We’re pretty much a month into the covid19 pandemic ‘lock down’. So much on the ministry scene has changed in that time, and a new temporary norm is emerging for us here: daily live stream prayer gatherings at midday and in time for compline; two live stream community prayer events on Sundays; Zoom coffee mornings and a book club; DVD production to reach those without internet; a plethora of emails, phone calls and messages via social media to replace face to face; online social gatherings; conversations with friends about faith which maybe seemed daunting at one time; distribution of love gifts to those in need of some support or encouragement…and I could go on. Quite extraordinary – so many things it would normally take a church a long time to countenance, now having taken place in the short period of a month. Hard to see how things will ever be quite the same, although not all of the positives are likely to last beyond this.
There has been so much to scramble to get in place, but as the new norm settles in during this period, thoughts are inevitably turning to the longer term lessons. In my mind (when it’s functioning anything like normal), all the reading, study and exploration of many years into new forms of church and engaging with lots of missional ideas are at the forefront. I basically wrote a whole Master of Arts programme around new forms of Christian community, inspired by monastic rhythm, liquid church, and the missional movement. I’ve seen this stuff in my missional dreams, and now it’s real.
What is missing on much of the wider scene, though, is significant missiological reflection. It is interesting to see how people’s models of church express themselves in these days – everything from clergy performing ‘normal services’ on videos in empty churches, to very different forms of online gathering…and, of course, churches (and some parts of congregations) for whom the internet is an alien or unwelcome concept.
My over-riding principle this far is to establish and support community. Much of this won’t be a long term thing, and with the level of trouble out there in the world, there’s an important strengthening work to be done. But as time moves on, we’re increasingly reflecting both on what this time says about mission and discipleship, and about what lessons we will take out of lock down with us. The church is experiencing, possibly like never before, what it means to be uniquely joined around a vital task of being church in an entirely new setting with all that brings: culture shock; fatigue; reflection; longing for a return to the old; adaptation; grief over all sorts of change; deepening pastoral concern; and, in many places, an appetite for ‘new’ and a solid example of what the seemingly challenging teaching of recent months might look like in reality.
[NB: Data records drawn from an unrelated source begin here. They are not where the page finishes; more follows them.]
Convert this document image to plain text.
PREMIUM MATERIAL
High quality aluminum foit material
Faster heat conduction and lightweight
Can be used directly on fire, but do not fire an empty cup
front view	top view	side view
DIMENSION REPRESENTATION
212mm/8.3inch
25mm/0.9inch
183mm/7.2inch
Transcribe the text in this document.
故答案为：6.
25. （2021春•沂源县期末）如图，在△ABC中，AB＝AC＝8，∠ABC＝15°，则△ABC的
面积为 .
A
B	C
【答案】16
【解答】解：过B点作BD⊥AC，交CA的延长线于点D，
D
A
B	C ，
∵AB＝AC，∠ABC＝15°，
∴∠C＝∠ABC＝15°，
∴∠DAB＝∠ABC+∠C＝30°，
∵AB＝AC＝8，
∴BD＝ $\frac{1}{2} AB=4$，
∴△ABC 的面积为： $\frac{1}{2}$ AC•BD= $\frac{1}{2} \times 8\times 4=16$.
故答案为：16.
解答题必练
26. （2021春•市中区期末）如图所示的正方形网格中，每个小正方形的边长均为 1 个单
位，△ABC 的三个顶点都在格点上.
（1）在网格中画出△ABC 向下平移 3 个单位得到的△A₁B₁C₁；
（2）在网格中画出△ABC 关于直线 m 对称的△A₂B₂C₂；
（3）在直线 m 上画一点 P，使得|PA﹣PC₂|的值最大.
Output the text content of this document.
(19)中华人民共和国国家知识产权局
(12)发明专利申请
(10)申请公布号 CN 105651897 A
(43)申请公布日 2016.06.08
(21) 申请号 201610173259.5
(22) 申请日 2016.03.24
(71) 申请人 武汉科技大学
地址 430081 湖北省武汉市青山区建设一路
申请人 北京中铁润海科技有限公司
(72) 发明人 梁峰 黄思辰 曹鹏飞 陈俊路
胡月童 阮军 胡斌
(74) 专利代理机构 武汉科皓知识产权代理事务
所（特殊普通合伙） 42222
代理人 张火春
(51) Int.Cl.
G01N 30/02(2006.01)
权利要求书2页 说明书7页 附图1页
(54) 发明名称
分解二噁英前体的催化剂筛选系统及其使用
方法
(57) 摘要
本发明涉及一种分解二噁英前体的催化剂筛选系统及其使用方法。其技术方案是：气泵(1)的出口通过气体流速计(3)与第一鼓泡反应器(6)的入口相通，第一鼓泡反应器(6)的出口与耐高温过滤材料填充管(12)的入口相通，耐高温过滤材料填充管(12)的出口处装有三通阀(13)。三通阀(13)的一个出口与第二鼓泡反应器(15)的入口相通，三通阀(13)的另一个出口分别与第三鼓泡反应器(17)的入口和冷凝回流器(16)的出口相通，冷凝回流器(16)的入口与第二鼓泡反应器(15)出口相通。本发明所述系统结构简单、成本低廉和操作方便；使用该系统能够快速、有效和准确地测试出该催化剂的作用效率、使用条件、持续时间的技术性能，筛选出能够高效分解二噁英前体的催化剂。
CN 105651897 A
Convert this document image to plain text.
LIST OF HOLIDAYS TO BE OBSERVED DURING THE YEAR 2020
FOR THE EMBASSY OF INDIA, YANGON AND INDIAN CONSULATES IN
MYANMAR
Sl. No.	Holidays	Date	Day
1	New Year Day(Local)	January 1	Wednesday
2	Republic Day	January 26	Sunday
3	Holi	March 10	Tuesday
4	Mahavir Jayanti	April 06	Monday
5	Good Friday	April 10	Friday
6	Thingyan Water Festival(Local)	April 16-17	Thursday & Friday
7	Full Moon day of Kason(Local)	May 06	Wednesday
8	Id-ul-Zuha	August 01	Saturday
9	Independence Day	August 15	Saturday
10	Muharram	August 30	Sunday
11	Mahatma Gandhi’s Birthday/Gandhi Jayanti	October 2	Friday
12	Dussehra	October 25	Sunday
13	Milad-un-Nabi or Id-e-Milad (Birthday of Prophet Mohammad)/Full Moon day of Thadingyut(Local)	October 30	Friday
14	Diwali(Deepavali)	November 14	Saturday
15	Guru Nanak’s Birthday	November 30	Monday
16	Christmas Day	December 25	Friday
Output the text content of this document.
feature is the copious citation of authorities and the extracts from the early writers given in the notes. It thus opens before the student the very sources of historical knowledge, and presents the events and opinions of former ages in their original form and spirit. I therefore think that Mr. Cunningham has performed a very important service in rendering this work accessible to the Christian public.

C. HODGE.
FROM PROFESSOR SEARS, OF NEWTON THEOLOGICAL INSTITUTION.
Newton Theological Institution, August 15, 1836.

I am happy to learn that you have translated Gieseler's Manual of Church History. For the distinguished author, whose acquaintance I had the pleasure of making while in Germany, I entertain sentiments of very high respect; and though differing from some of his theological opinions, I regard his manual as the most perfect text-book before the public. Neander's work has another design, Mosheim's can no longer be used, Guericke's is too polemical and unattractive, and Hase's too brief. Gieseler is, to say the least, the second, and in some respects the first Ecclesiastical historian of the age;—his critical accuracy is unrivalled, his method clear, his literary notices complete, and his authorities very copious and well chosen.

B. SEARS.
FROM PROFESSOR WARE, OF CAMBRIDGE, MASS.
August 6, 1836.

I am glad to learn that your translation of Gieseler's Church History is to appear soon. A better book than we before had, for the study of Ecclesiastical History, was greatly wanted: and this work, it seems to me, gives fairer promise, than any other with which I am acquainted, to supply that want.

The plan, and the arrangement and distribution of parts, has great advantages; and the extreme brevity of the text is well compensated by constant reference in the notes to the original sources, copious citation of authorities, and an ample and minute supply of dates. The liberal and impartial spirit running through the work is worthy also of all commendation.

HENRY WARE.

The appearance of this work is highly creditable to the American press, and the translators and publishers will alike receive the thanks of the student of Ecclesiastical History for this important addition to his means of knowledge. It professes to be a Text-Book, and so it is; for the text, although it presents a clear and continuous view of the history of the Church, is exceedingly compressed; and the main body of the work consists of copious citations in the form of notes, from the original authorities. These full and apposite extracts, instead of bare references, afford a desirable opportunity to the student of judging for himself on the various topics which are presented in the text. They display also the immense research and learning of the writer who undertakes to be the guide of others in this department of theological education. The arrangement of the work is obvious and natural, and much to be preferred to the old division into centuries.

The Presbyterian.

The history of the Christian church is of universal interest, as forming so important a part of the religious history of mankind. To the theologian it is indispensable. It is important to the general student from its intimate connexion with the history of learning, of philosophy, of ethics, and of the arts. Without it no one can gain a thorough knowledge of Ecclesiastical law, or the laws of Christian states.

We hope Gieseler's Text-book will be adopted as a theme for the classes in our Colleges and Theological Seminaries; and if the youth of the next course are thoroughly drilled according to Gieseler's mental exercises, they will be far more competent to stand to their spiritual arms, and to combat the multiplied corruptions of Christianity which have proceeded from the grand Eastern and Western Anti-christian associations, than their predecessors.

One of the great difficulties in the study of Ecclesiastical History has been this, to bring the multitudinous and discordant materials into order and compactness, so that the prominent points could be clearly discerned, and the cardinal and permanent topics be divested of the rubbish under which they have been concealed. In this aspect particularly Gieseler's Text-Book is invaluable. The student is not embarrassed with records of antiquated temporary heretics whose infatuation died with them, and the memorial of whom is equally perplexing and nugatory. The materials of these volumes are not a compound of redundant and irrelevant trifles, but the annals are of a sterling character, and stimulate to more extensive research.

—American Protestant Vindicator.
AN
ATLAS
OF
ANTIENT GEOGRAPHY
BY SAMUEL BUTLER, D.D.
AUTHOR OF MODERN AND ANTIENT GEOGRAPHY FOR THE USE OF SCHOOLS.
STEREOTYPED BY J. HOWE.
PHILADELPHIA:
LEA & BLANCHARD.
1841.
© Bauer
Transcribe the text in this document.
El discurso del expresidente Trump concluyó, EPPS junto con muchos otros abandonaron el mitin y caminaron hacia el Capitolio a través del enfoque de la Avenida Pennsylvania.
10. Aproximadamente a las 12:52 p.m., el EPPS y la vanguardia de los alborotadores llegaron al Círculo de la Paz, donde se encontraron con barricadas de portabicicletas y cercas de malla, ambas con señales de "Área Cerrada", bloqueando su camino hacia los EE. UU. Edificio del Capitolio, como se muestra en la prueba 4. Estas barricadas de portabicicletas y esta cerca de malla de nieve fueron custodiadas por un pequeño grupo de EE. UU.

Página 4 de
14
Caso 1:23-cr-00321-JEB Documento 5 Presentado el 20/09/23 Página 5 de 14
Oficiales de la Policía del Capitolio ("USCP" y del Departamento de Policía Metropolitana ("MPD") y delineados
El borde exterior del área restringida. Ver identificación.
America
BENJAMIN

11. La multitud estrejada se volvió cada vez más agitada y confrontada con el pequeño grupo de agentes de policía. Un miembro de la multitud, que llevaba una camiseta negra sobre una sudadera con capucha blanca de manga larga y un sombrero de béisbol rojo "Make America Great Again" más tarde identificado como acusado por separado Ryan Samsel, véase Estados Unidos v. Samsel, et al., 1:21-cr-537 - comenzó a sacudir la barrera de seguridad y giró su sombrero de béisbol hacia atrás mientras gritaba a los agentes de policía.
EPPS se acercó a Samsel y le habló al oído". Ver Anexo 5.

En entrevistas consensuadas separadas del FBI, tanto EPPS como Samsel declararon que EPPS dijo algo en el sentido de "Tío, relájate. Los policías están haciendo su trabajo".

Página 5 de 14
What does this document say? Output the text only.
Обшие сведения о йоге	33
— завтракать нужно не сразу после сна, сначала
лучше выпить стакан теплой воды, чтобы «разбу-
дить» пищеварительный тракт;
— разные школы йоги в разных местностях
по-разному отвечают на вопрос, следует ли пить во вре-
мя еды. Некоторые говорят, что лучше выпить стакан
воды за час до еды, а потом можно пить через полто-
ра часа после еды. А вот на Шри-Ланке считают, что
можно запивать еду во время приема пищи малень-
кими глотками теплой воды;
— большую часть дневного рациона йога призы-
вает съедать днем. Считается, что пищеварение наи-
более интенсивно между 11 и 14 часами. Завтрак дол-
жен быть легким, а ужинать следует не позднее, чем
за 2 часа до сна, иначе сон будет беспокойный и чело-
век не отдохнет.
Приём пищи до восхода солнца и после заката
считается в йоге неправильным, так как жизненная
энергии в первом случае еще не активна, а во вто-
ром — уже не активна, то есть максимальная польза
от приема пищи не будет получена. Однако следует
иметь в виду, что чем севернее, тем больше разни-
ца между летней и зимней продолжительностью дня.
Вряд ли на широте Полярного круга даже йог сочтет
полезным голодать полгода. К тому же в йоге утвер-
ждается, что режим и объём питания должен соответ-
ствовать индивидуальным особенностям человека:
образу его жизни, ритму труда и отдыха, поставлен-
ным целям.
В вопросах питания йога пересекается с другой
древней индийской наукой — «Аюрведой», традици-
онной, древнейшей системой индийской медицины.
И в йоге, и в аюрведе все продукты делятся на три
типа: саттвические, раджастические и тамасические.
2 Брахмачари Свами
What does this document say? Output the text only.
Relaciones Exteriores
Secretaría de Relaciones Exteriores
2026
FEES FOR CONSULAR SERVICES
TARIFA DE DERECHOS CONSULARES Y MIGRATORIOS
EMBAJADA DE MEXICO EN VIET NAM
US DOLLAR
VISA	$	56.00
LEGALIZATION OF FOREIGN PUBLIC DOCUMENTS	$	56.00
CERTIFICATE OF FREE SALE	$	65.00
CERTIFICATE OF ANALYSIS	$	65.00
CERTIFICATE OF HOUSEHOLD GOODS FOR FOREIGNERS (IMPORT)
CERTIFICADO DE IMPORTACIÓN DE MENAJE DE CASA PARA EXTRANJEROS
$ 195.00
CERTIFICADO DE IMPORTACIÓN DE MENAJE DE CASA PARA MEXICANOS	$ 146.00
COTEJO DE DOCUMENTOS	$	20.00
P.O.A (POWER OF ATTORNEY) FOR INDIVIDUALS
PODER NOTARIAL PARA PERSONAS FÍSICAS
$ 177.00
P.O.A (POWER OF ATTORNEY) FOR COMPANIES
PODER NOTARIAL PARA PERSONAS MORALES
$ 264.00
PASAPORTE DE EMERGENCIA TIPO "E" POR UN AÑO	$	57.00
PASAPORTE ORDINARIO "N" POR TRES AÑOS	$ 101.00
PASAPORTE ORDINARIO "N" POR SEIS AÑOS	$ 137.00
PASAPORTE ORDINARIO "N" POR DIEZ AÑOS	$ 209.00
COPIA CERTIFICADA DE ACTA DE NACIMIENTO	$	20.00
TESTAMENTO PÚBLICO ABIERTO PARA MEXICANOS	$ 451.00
Having said all that, none of this is without its strains. I’m keeping myself at home pretty much continually as someone with underlying health conditions that wouldn’t be in my favour if I were to catch coronavirus. So, whilst the ‘day job’ gives cause for reflection, there’s nothing like a pestilence to facilitate existential crisis. There have been some darker moments of fear and concern, not only for me but for those I love. I’ve lost some friends to this, and others are very sick. There are various bits of life that are arising needing some thought and reflection moving forward.
But in it all…sheer grace. God has been so good and kind, and he has been and is my stay in spite of it all. I’m deeply humbled and grateful that what ministry I can offer from home is helping an supporting not only our congregation, but wider. I missed the ‘Pastoring in a Pandemic’ module at bible college and ministry training school, but we’re all learning to write the module!